Regulators are pushing the market to move to central clearing of credit default swaps, which have been blamed for contributing to the financial crisis. Significant strides have been made so far, with most index trades already going through central counterparties.

UBS estimated that 60 percent of credit default swaps (CDS) are currently clearable after assessing the CDS it trades.

Let's not penalize ourselves by trying to push a market that doesn't work that way into this structure, creating more risk that doesn't help anybody, said Stu Taylor, a managing director in fixed income at UBS.

This week, clearinghouses urged lawmakers not to recklessly force inappropriate products through them.

Used for decades in liquid markets such as equities and foreign exchange, clearing houses step in following a trade to take the counterparty risk for both sides.

They reduce risk by netting out the offsetting short and long positions of multiple players.
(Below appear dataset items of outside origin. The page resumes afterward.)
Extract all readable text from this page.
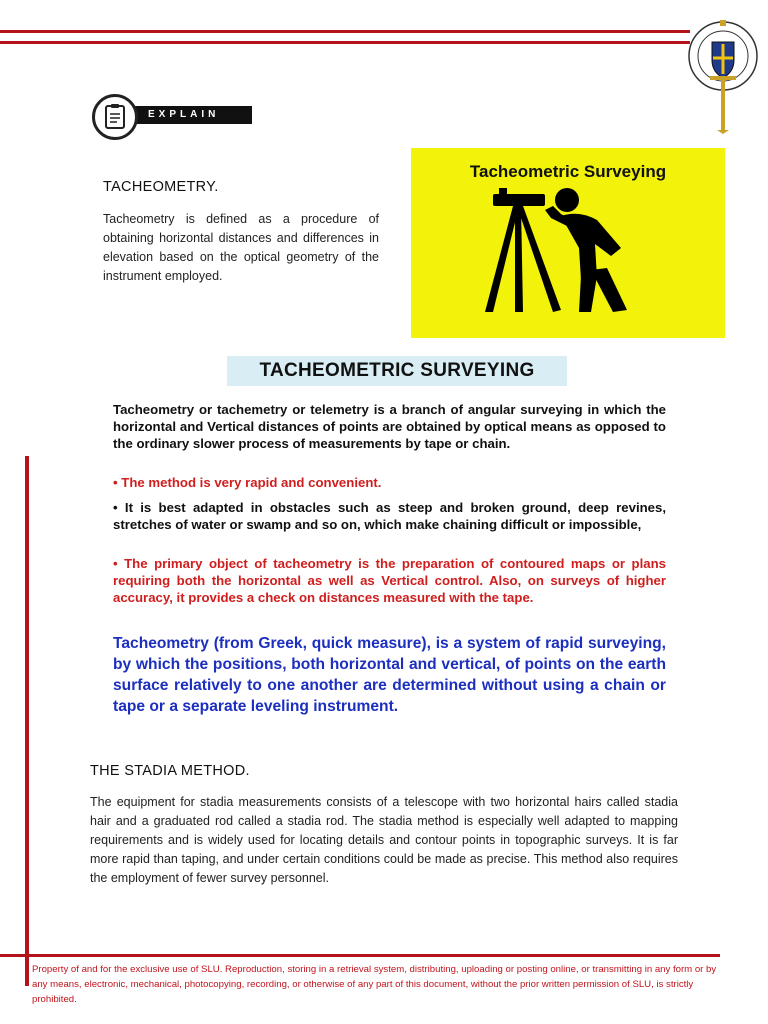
EXPLAIN
TACHEOMETRY.
Tacheometry is defined as a procedure of obtaining horizontal distances and differences in elevation based on the optical geometry of the instrument employed.
Tacheometric Surveying
TACHEOMETRIC SURVEYING
Tacheometry or tachemetry or telemetry is a branch of angular surveying in which the horizontal and Vertical distances of points are obtained by optical means as opposed to the ordinary slower process of measurements by tape or chain.
• The method is very rapid and convenient.
• It is best adapted in obstacles such as steep and broken ground, deep revines, stretches of water or swamp and so on, which make chaining difficult or impossible,
• The primary object of tacheometry is the preparation of contoured maps or plans requiring both the horizontal as well as Vertical control. Also, on surveys of higher accuracy, it provides a check on distances measured with the tape.
Tacheometry (from Greek, quick measure), is a system of rapid surveying, by which the positions, both horizontal and vertical, of points on the earth surface relatively to one another are determined without using a chain or tape or a separate leveling instrument.
THE STADIA METHOD.
The equipment for stadia measurements consists of a telescope with two horizontal hairs called stadia hair and a graduated rod called a stadia rod. The stadia method is especially well adapted to mapping requirements and is widely used for locating details and contour points in topographic surveys. It is far more rapid than taping, and under certain conditions could be made as precise. This method also requires the employment of fewer survey personnel.
Property of and for the exclusive use of SLU. Reproduction, storing in a retrieval system, distributing, uploading or posting online, or transmitting in any form or by any means, electronic, mechanical, photocopying, recording, or otherwise of any part of this document, without the prior written permission of SLU, is strictly prohibited.
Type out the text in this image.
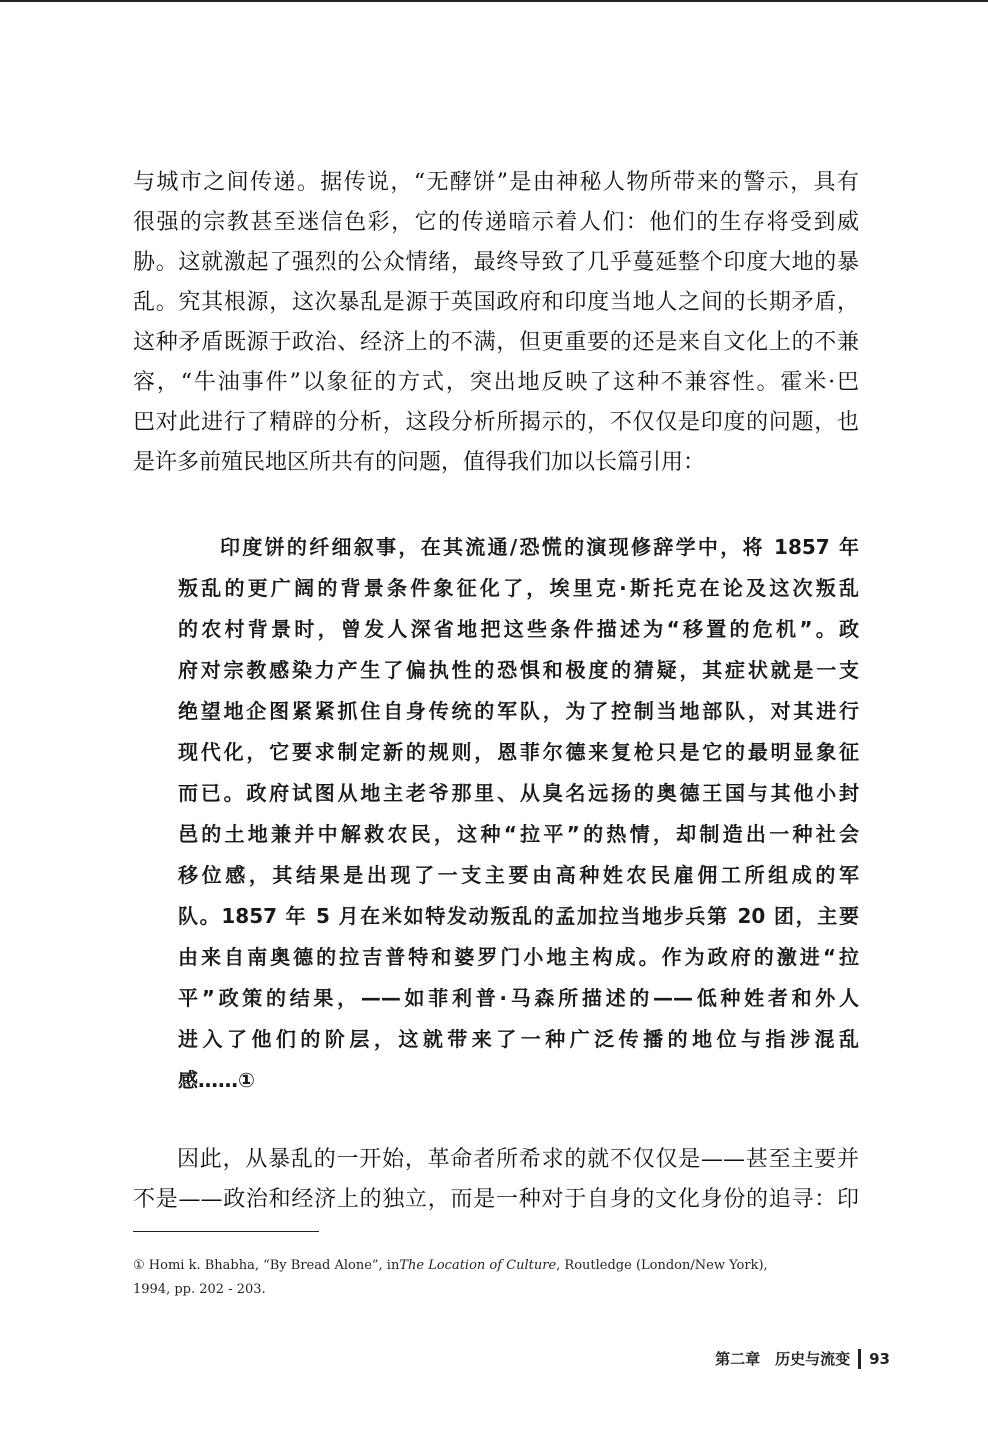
与城市之间传递。据传说，“无酵饼”是由神秘人物所带来的警示，具有
很强的宗教甚至迷信色彩，它的传递暗示着人们：他们的生存将受到威
胁。这就激起了强烈的公众情绪，最终导致了几乎蔓延整个印度大地的暴
乱。究其根源，这次暴乱是源于英国政府和印度当地人之间的长期矛盾，
这种矛盾既源于政治、经济上的不满，但更重要的还是来自文化上的不兼
容，“牛油事件”以象征的方式，突出地反映了这种不兼容性。霍米·巴
巴对此进行了精辟的分析，这段分析所揭示的，不仅仅是印度的问题，也
是许多前殖民地区所共有的问题，值得我们加以长篇引用：
印度饼的纤细叙事，在其流通/恐慌的演现修辞学中，将 1857 年
叛乱的更广阔的背景条件象征化了，埃里克·斯托克在论及这次叛乱
的农村背景时，曾发人深省地把这些条件描述为“移置的危机”。政
府对宗教感染力产生了偏执性的恐惧和极度的猜疑，其症状就是一支
绝望地企图紧紧抓住自身传统的军队，为了控制当地部队，对其进行
现代化，它要求制定新的规则，恩菲尔德来复枪只是它的最明显象征
而已。政府试图从地主老爷那里、从臭名远扬的奥德王国与其他小封
邑的土地兼并中解救农民，这种“拉平”的热情，却制造出一种社会
移位感，其结果是出现了一支主要由高种姓农民雇佣工所组成的军
队。1857 年 5 月在米如特发动叛乱的孟加拉当地步兵第 20 团，主要
由来自南奥德的拉吉普特和婆罗门小地主构成。作为政府的激进“拉
平”政策的结果，——如菲利普·马森所描述的——低种姓者和外人
进入了他们的阶层，这就带来了一种广泛传播的地位与指涉混乱
感……①
因此，从暴乱的一开始，革命者所希求的就不仅仅是——甚至主要并
不是——政治和经济上的独立，而是一种对于自身的文化身份的追寻：印
① Homi k. Bhabha, “By Bread Alone”, inThe Location of Culture, Routledge (London/New York),
1994, pp. 202 - 203.
第二章　历史与流变 93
The derivatives industry has created standardized contracts to enable netting, but investors have not moved all old CDS to the new contracts.

Clearing houses also minimize risk by adjusting counterparties' collateral daily to reflect market values, which means CDS must trade frequently for confidence in pricing.

CITIGROUP ESTIMATES

At Citigroup, traders estimate that 70 to 80 percent of the market is clearable, but it will take at least two or three years to reach that number due to clearers' operational constraints, said credit strategist Michael Hampden-Turner.
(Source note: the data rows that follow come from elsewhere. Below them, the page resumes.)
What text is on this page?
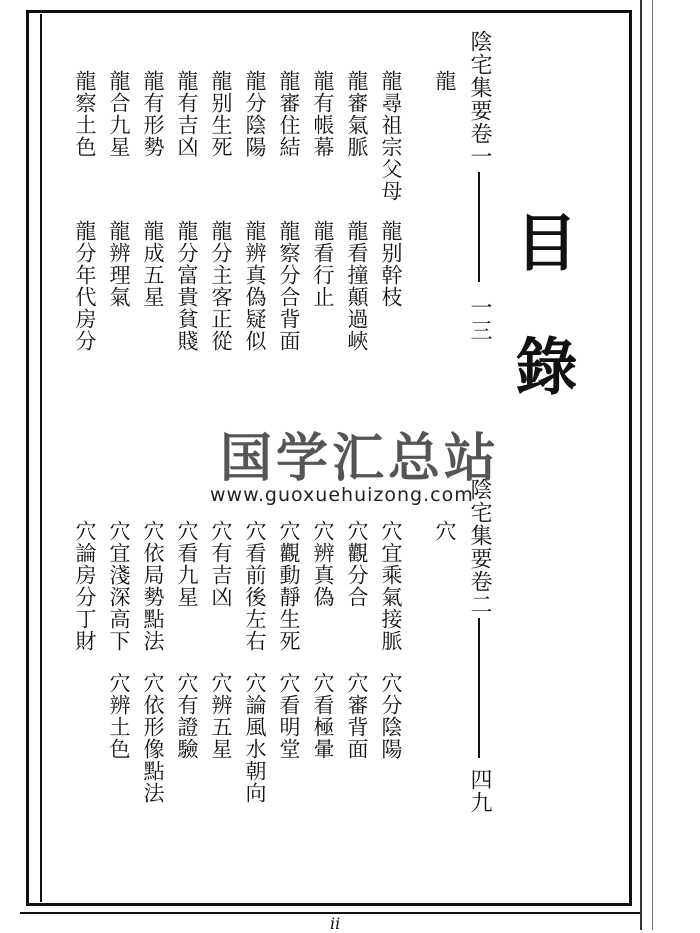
目錄
陰宅集要卷一
一三
龍
龍尋祖宗父母
龍别幹枝
龍審氣脈
龍看撞顛過峽
龍有帳幕
龍看行止
龍審住結
龍察分合背面
龍分陰陽
龍辨真偽疑似
龍别生死
龍分主客正從
龍有吉凶
龍分富貴貧賤
龍有形勢
龍成五星
龍合九星
龍辨理氣
龍察土色
龍分年代房分
国学汇总站
www.guoxuehuizong.com
陰宅集要卷二
四九
穴
穴宜乘氣接脈
穴分陰陽
穴觀分合
穴審背面
穴辨真偽
穴看極暈
穴觀動靜生死
穴看明堂
穴看前後左右
穴論風水朝向
穴有吉凶
穴辨五星
穴看九星
穴有證驗
穴依局勢點法
穴依形像點法
穴宜淺深高下
穴辨土色
穴論房分丁財
ii
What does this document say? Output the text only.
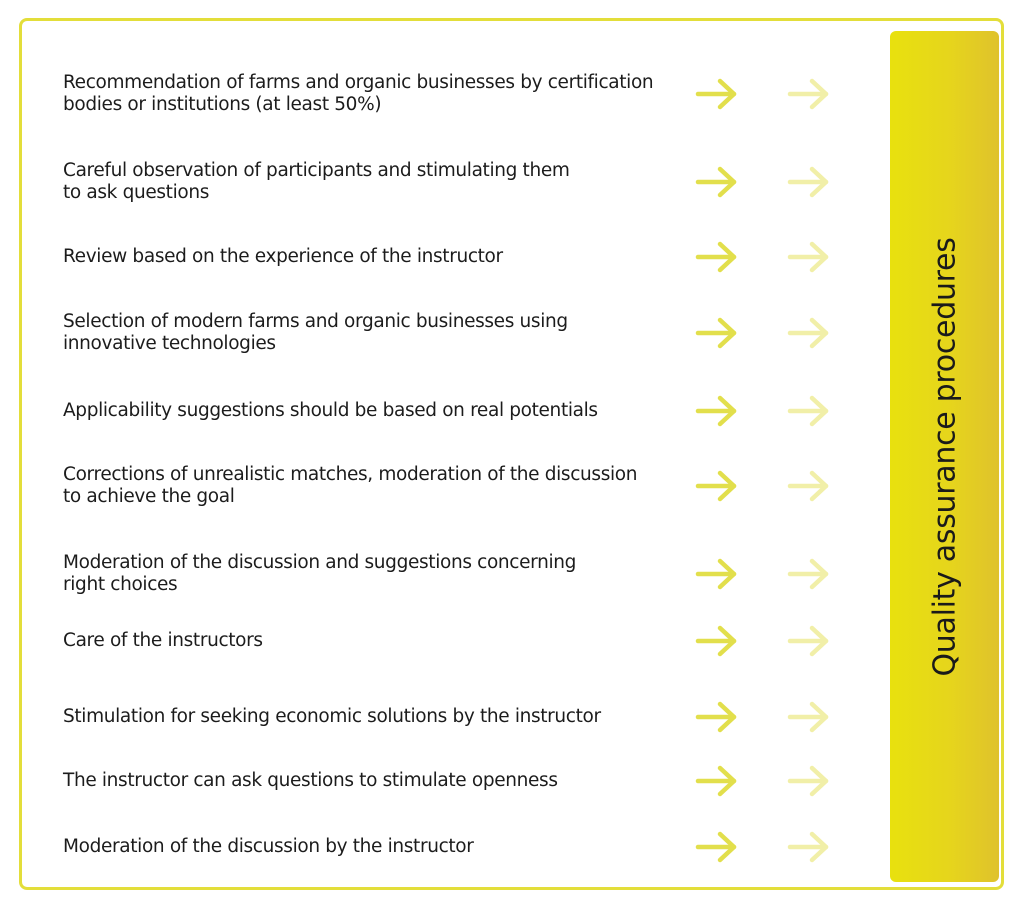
Recommendation of farms and organic businesses by certification
bodies or institutions (at least 50%)
Careful observation of participants and stimulating them
to ask questions
Review based on the experience of the instructor
Selection of modern farms and organic businesses using
innovative technologies
Applicability suggestions should be based on real potentials
Corrections of unrealistic matches, moderation of the discussion
to achieve the goal
Moderation of the discussion and suggestions concerning
right choices
Care of the instructors
Stimulation for seeking economic solutions by the instructor
The instructor can ask questions to stimulate openness
Moderation of the discussion by the instructor
Quality assurance procedures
Several clearing houses declined to comment. They will be reluctant to commit to any specific number, Hampden-Turner said.

IntercontinentalExchange Inc. is the only player so far to have cleared a substantial volume of CDS.
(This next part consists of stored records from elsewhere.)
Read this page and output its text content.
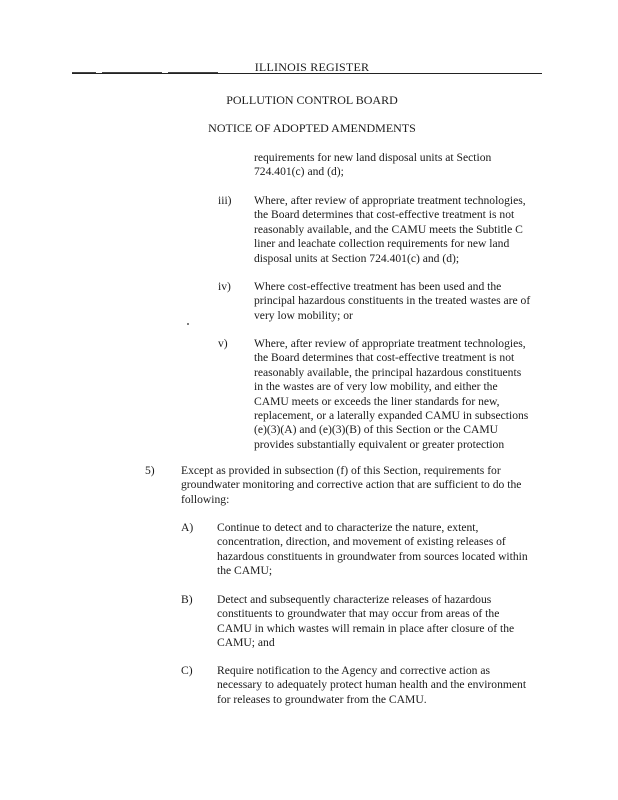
ILLINOIS REGISTER
POLLUTION CONTROL BOARD
NOTICE OF ADOPTED AMENDMENTS
requirements for new land disposal units at Section
724.401(c) and (d);
iii) Where, after review of appropriate treatment technologies,
the Board determines that cost-effective treatment is not
reasonably available, and the CAMU meets the Subtitle C
liner and leachate collection requirements for new land
disposal units at Section 724.401(c) and (d);
iv) Where cost-effective treatment has been used and the
principal hazardous constituents in the treated wastes are of
very low mobility; or
v) Where, after review of appropriate treatment technologies,
the Board determines that cost-effective treatment is not
reasonably available, the principal hazardous constituents
in the wastes are of very low mobility, and either the
CAMU meets or exceeds the liner standards for new,
replacement, or a laterally expanded CAMU in subsections
(e)(3)(A) and (e)(3)(B) of this Section or the CAMU
provides substantially equivalent or greater protection
5) Except as provided in subsection (f) of this Section, requirements for
groundwater monitoring and corrective action that are sufficient to do the
following:
A) Continue to detect and to characterize the nature, extent,
concentration, direction, and movement of existing releases of
hazardous constituents in groundwater from sources located within
the CAMU;
B) Detect and subsequently characterize releases of hazardous
constituents to groundwater that may occur from areas of the
CAMU in which wastes will remain in place after closure of the
CAMU; and
C) Require notification to the Agency and corrective action as
necessary to adequately protect human health and the environment
for releases to groundwater from the CAMU.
Its web site showed ICE has cleared about $7.1 trillion in CDS, about 29 percent of the $24.8 trillion total shown by the Depository Trust and Clearing Corp (DTCC) as of April 2.

Indexes accounted for $6.7 trillion, indicating ICE is likely to already cover what is clearable of the $7.3 trillion index total.

An area not yet tackled by clearers is one of the most complex. Nearly half of the $2.7 trillion market in so-called tranches consists of bespoke deals created for investors before the crisis and is not suitable for clearing. Analysts estimate around $1 trillion in standard tranches is clearable.

The biggest uncleared part of the market, however, is the $14.9 trillion in CDS for single corporate names, with the 1,000 largest names accounting for $13.7 trillion of that.

ICE has reached less than $360 billion in single names.

The main question is single names, and the key bit is liquidity, Hampden-Turner said. By clearing the top 200 most liquid names out of the 2,000 or so that trade, clearers should be able to get to the 50 percent level pretty quickly.

More than 460 of the largest names are liquid enough to eventually be cleared, he estimated.

Over time, the clearable portion of the market is bound to increase as old, illiquid contracts expire and clients gravitate toward cleared products, knowing they are more liquid.

Furthermore, proposed new banking regulation, dubbed Basel III, includes a provision requiring banks to hold capital reserves against all CDS, not just net exposure, Hampden-Turner said. That means trading in CDS contracts that are not cleared would become much more expensive.